I flagged down one of the store managers. That’s when the story got interesting.
After L. Frank Baum published the original Wizard of Oz, children started writing him letters. Not fan mail exactly, but requests. Demands, almost. They wanted more Dorothy. More of the Scarecrow and the Tin Man. They knew the Wizard had floated out of Oz in a balloon, and they wanted to know when he was coming back down. Baum listened. Around 1908, he delivered The Land of Oz, then Ozma of Oz. The letters didn’t stop. Neither did Baum. By the time it was over, the series ran to 31 books.
I left Dunaway with two of them — Dorothy and the Wizard in Oz (third in the series) and The Patchwork Girl of Oz (sixth). I hadn’t walked in looking for either one. That’s what a good bookstore does to you.
This is where a scholar named Jack Zipes comes in. I’d encountered him a few weeks earlier on a literary podcast during a walk — the kind of discovery you file away and then forget, until something makes it suddenly relevant. Zipes is a retired professor who spent his career arguing that fairy tales aren’t just entertainment. They do real work. His position: fairy tales “serve a meaningful social function, not just for compensation but for revelation, the worlds projected by the best of our fairy tales reveal the gaps between truth and falsehood in our immediate society.”
That’s a serious claim for a story about a girl and a tornado.
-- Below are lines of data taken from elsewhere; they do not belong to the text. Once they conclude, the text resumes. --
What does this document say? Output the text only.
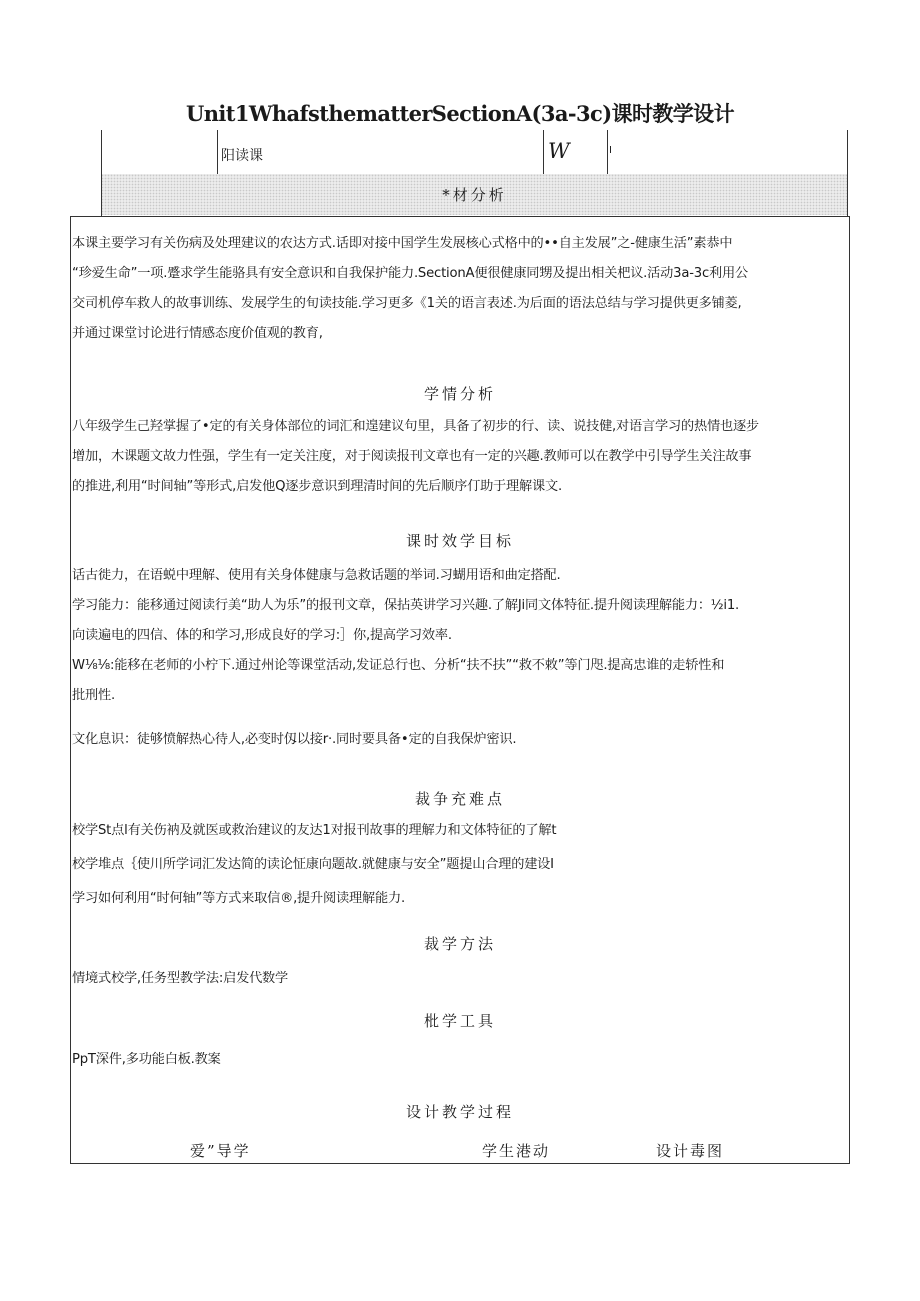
Unit1WhafsthematterSectionA(3a-3c)课时教学设计
阳读课	W	I
*材分析
本课主要学习有关伤病及处理建议的农达方式.话即对接中国学生发展核心式格中的••自主发展”之-健康生活”素恭中
“珍爱生命”一项.蹙求学生能骆具有安全意识和自我保护能力.SectionA便很健康同甥及提出相关杷议.活动3a-3c利用公
交司机停车救人的故事训练、发展学生的旬读技能.学习更多《1关的语言表述.为后面的语法总结与学习提供更多铺菱,
并通过课堂讨论进行情感态度价值观的教育,
学情分析
八年级学生己羟掌握了•定的有关身体部位的词汇和遑建议句里，具备了初步的行、读、说技健,对语言学习的热情也逐步
增加，木课题文故力性强，学生有一定关注度，对于阅读报刊文章也有一定的兴趣.教师可以在教学中引导学生关注故事
的推进,利用“时间轴”等形式,启发他Q逐步意识到理清时间的先后顺序仃助于理解课文.
课时效学目标
话古徙力，在语蜕中理解、使用有关身体健康与急救话题的举词.习蝴用语和曲定搭配.
学习能力：能移通过阅读行美“助人为乐”的报刊文章，保拈英讲学习兴趣.了解Ji同文体特征.提升阅读理解能力：½i1.
向读遍电的四信、体的和学习,形成良好的学习:］你,提高学习效率.
W⅛⅛:能移在老师的小柠下.通过州论等课堂活动,发证总行也、分析“扶不扶”“救不敕”等门咫.提高忠谁的走轿性和
批刑性.
文化息识：徒够愤解热心待人,必变时仭以接r·.同时要具备•定的自我保炉密识.
裁争充难点
校学St点l有关伤衲及就医或救治建议的友达1对报刊故事的理解力和文体特征的了解t
校学堆点｛使川所学词汇发达简的读论怔康向题故.就健康与安全”题提山合理的建设I
学习如何利用“时何轴”等方式来取信®,提升阅读理解能力.
裁学方法
情境式校学,任务型教学法:启发代数学
枇学工具
PpT深件,多功能白板.教案
设计教学过程
爱”导学	学生港动	设计毒图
But standing in front of that shelf at Dunaway, it didn’t feel like an overreach.
Think about what the Oz series actually is. It’s a world built on correspondence between an author and his readers. Children told Baum what they needed, and he wrote it into existence. The Wizard albeit a fraud, a man behind a curtain, became the character an entire generation refused to let go. They knew he’d escaped in a balloon. They were waiting for him to land. That’s not passive consumption. That’s a readership demanding accountability from a story.
Zipes would probably have something to say about that.
I read Dorothy and the Wizard in Oz first. It held up. The plotting moves fast, the world keeps expanding, and there’s a particular pleasure in watching Baum honor the children who pushed him to keep going. Reading it as an adult, you notice things you would have missed at eight years old. Like the way authority is consistently undermined, the way the smallest characters tend to be the most resourceful. The enchantment is still there. So is the argument underneath it.
Baum didn’t set out to write 31 books. He was pulled there by his readers. That’s a strange and wonderful way for a series to exist, demand-driven fantasy, shaped by what kids needed to believe was still possible. Zipes would call that revelation. I’d call it a pretty good reason to buy a book off a shelf in St. Louis.
Go find a fairy tale. The Oz books are a fine place to start. Dunaway Books, if you can get there may be even better.